Eleventh Circuit Defines “Called Party” for Purposes of the TCPA

By: Manuel S. Hiraldo

In recent opinions, the United States Court of Appeal for the Eleventh Circuit addressed an issue of first impression in Osorio v. State Farm Bank, F.S.B., 746 F.3d 1242 (11th Cir. 2014) (issued on March 28, 2014) and Breslow v. Wells Fargo Bank, N.A., Case No. 1:11-cv-22681 (11th Cir. 2014) (issued on June 9, 2014). In both cases, the Eleventh Circuit held that the term “called party” as used in the Telephone Consumer Protection Act, 47 U.S.C. § 227, refers to the subscriber of a cellular telephone number, and not the individual whom the caller intended to call. Prior to these opinions, the only federal appellate court that had ruled on the issue was the Seventh Circuit. See Soppet v. Enhanced Recovery Co., LLC, 679 F.3d 637, 640 (7th Cir. 2012). In Osorio and Breslow, the Eleventh Circuit followed the Seventh Circuit’s reasoning that the TCPA consistently uses the term “called party” to mean the subscriber of the telephone number.

In part, the TCPA makes it unlawful for any person

(A) to make any call…using any automatic telephone dialing system or an artificial or prerecorded voice—
. . .
(iii) to any telephone number assigned to a paging service, cellular telephone service, specialized mobile radio service, or other radio common carrier service, or any service for which the called party is charged for the call . . . .

47 U.S.C. § 227(b)(1) (emphasis supplied).

In Osorio, Clara Betancourt provided the cellular telephone number of Fredy Osorio in connection with auto insurance and credit card applications. 746 F.3d at 1242. Betancourt subsequently defaulted on her credit card payments, which caused State Farm to attempt to contact her on the cell number provided by Betancourt. Osorio, the subscriber of the number provided by Betancourt to State Farm, sued State Farm for violating the TCPA as a result of State Farm’s use of an autodialer to contact Osorio’s cellular telephone without his consent. On summary judgment, State Farm argued that the “called party” should be interpreted to be the “intended recipient” (Betancourt) under the TCPA. “This would mean that Betancourt, as the intended recipient of State Farm’s calls, could consent to Osorio receiving the calls…” Id. at 1250. In rejecting Wells Fargo’s argument, the Eleventh Circuit held that the “called party” referred to under section 227(b)(1)(A) is not the “intended recipient.” Id.

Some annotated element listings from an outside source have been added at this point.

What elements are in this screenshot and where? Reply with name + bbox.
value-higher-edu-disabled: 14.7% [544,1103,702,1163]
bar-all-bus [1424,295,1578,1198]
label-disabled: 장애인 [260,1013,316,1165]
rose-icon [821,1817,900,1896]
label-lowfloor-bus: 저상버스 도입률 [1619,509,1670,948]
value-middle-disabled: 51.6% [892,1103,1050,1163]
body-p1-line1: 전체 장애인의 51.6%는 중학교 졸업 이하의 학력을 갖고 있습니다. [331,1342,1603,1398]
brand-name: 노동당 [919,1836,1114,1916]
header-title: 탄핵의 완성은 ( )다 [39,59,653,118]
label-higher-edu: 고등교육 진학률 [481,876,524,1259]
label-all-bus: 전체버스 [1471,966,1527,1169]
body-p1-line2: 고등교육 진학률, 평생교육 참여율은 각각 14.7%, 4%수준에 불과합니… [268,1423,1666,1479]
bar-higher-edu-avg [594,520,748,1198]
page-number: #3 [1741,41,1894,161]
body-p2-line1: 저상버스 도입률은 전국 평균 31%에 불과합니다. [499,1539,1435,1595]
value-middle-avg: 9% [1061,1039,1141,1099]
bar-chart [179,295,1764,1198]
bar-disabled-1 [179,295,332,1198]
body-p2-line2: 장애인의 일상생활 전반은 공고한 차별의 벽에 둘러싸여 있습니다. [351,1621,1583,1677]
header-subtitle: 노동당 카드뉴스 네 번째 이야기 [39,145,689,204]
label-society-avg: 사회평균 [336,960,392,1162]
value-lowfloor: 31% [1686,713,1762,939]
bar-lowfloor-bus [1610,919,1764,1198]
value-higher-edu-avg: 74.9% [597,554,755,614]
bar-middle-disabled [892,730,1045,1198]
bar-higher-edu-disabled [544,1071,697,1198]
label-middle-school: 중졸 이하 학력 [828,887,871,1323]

In Breslow, Wells Fargo made calls to a cellular phone assigned to Lynn Breslow using an autodialer. Case No. 1:11-cv-22681. Breslow did not consent to Wells Fargo’s calls and she sued for alleged violations of the TCPA. Wells Fargo believed it was contacting a customer who had previously provided the number as contact number. In an affidavit filed in support of a motion for summary judgment, Wells Fargo stated that it “was unaware that the cell phone number was no longer assigned to the former customer and that the former customer never revoked his consent. . . .” Wells Fargo argued that the intended recipient of the calls (the former customer) was the “called party,” and it had therefore not violated the TCPA, because it had consent from the former customer. In rejecting this argument, and consistent with its ruling in Osorio, the Eleventh Circuit held that the “called party” for purposes of the TCPA “means the subscriber to the cell phone service.”

In all, these cases are consistent with prior interpretations of the TCPA by the Eleventh Circuit as a strict-liability statute that imposes a $500.00 per call penalty for violations, and places the burden on callers to ensure that they do not violate the TCPA. Financial institutions that utilize autodialers to contact their customers should be aware of these recent cases and this developing area of the law. Pursuant to Osorio and Breslow, an error attributable to the customer may not be a defense.